青森県の伝統野菜 笊石かぶ(ざるいしかぶ)

出典:あおもり産品販売促進協議会

 

「筒井(つつい)紅(あか)かぶ」
「笊石(ざるいし)かぶ」

 青森市には「筒井(つつい)紅(あか)かぶ」、「笊石(ざるいし)かぶ」という2つの伝統野菜があります。

「筒井紅かぶ」は、主に筒井地区で栽培され、皮は濃い赤色で茎まで赤く、内部はほんのり赤くて、一部濃い赤色の部分があります。食感は硬めで、生で食すとやや辛味があり、加熱すると甘みが出ます。酢漬けにすると鮮やかな赤い漬物になるのが特徴です。

「笊石かぶ」は、主に久栗坂地区で栽培され、同地区が「笊石」と呼ばれていたことが名前の由来と言われています。皮は濃い赤色から紫色で、茎は緑色、内部は白く、一部ピンク色の部分があります。食感はやや硬めで、生で食すと甘みがあり、酢漬けにするときれいなピンク色で独特の辛味が出ます。

この2つのかぶは、津軽の郷土食である赤かぶ漬けの原料として戦前から栽培されてきました。

 青森市で戦前から栽培されている伝統野菜「笊石(ざるいし)かぶ」の収穫作業が25日、同市久栗坂の畑で行われた。笊石かぶは生産者の高齢化などで消滅の危機にひんしており、市が本年度から栽培支援に本腰を入れたばかり。生産者と市職員が力を合わせ、鮮やかに色づいた小ぶりのカブを収穫した。

 笊石かぶは、独特の酸味と食感があり、主に漬物用として栽培されてきたが、市販品種より形がそろいにくく、手間もかかるため、近年は栽培農家が激減。市が今春時点で把握する生産者は1人となっていた。

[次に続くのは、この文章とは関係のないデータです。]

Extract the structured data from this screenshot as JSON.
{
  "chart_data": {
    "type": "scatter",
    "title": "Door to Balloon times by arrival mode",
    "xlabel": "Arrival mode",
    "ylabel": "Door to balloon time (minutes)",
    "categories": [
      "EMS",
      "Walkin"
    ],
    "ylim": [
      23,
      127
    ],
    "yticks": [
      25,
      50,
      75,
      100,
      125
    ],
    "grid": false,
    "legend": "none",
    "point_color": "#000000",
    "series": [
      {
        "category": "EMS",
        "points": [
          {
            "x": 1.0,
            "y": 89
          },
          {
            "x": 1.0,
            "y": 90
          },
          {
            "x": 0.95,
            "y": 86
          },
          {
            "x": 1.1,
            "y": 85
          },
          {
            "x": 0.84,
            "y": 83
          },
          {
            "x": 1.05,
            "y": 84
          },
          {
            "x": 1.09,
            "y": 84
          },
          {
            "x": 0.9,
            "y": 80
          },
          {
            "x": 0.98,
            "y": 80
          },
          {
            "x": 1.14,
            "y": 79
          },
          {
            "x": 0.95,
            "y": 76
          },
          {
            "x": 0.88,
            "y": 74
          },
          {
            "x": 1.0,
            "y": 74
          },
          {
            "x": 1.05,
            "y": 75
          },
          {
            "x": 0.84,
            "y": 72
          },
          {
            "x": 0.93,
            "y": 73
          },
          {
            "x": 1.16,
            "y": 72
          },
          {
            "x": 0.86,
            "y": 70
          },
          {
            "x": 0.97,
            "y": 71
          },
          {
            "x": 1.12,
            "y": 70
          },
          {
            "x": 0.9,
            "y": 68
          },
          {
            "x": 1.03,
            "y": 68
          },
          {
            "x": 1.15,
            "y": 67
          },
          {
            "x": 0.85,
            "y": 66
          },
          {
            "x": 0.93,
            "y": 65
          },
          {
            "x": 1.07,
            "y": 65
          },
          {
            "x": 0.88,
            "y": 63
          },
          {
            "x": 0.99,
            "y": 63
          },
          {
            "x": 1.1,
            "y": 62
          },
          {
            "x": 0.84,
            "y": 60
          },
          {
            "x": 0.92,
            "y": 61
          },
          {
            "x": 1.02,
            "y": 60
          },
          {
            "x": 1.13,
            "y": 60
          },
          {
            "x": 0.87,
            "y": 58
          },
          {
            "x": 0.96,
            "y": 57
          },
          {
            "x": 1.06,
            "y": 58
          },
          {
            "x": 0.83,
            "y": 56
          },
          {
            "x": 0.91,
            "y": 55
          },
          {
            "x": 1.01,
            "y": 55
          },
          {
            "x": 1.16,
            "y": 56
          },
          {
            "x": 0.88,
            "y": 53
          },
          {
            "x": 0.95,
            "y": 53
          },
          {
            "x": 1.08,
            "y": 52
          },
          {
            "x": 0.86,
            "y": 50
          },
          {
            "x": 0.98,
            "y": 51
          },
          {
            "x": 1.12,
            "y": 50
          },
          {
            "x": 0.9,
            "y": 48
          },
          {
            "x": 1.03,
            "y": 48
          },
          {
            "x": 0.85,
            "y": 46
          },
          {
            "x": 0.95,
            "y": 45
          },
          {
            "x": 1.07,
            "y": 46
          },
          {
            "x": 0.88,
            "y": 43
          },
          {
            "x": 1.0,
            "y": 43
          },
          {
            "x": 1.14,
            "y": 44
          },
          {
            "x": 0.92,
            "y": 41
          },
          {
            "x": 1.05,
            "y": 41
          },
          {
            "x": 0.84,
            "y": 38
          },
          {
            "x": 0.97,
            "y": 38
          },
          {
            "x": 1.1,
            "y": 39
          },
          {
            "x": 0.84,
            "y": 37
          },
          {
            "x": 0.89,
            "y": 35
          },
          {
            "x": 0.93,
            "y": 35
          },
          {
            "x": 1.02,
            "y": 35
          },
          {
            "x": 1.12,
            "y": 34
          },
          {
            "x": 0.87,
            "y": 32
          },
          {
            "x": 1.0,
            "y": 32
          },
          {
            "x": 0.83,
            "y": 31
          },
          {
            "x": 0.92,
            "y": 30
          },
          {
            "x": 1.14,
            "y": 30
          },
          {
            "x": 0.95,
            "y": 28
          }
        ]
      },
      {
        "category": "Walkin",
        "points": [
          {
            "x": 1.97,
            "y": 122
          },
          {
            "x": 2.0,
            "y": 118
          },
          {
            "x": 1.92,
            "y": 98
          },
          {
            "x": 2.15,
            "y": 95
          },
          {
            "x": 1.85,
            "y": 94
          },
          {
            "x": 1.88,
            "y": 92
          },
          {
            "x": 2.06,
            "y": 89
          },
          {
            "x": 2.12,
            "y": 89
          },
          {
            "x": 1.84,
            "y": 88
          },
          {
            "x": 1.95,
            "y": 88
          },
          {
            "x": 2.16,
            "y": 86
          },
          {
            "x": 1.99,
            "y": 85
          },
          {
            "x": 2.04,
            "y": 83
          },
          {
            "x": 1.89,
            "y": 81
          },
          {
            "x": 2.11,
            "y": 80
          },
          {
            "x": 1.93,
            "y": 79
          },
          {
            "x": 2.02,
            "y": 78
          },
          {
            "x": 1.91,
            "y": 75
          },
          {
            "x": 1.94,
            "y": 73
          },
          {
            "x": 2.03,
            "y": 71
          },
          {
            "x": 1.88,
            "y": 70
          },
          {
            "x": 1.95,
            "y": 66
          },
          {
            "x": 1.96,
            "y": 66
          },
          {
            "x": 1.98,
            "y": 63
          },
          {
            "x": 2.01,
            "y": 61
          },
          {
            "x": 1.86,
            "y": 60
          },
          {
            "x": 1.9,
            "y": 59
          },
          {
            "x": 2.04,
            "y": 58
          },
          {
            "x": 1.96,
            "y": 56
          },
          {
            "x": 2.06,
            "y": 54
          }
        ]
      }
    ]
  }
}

 市は本年度、栽培支援の経費を予算化し、土壌管理や水やりなど生産に関するデータ収集、生産者向けの講習会に取り組んだ結果、6人が生産することになり、8月に種まきを実施。来年度はさらに1人増え、7人になる見込みという。

 25日の収穫作業は、地元農家の熊谷チヤさん(86)の畑で行われ、自身も笊石かぶを栽培する久栗坂町会役員の柴田修治さん(76)、市あおもり産品支援課の職員らが参加。直径8~10センチほどに実ったカブ約130本を一つ一つ丁寧に掘り起こし、水洗いした上で天日干しにした。

 熊谷さんは「数十年ぶりに栽培したが、無事に収穫できて良かった。食べてみるのが楽しみ」と笑顔。柴田さんは「種をまくタイミングや生育の面で難しいところもあるが、今後も地元で生産する農家を増やしていければ」と力を込めた。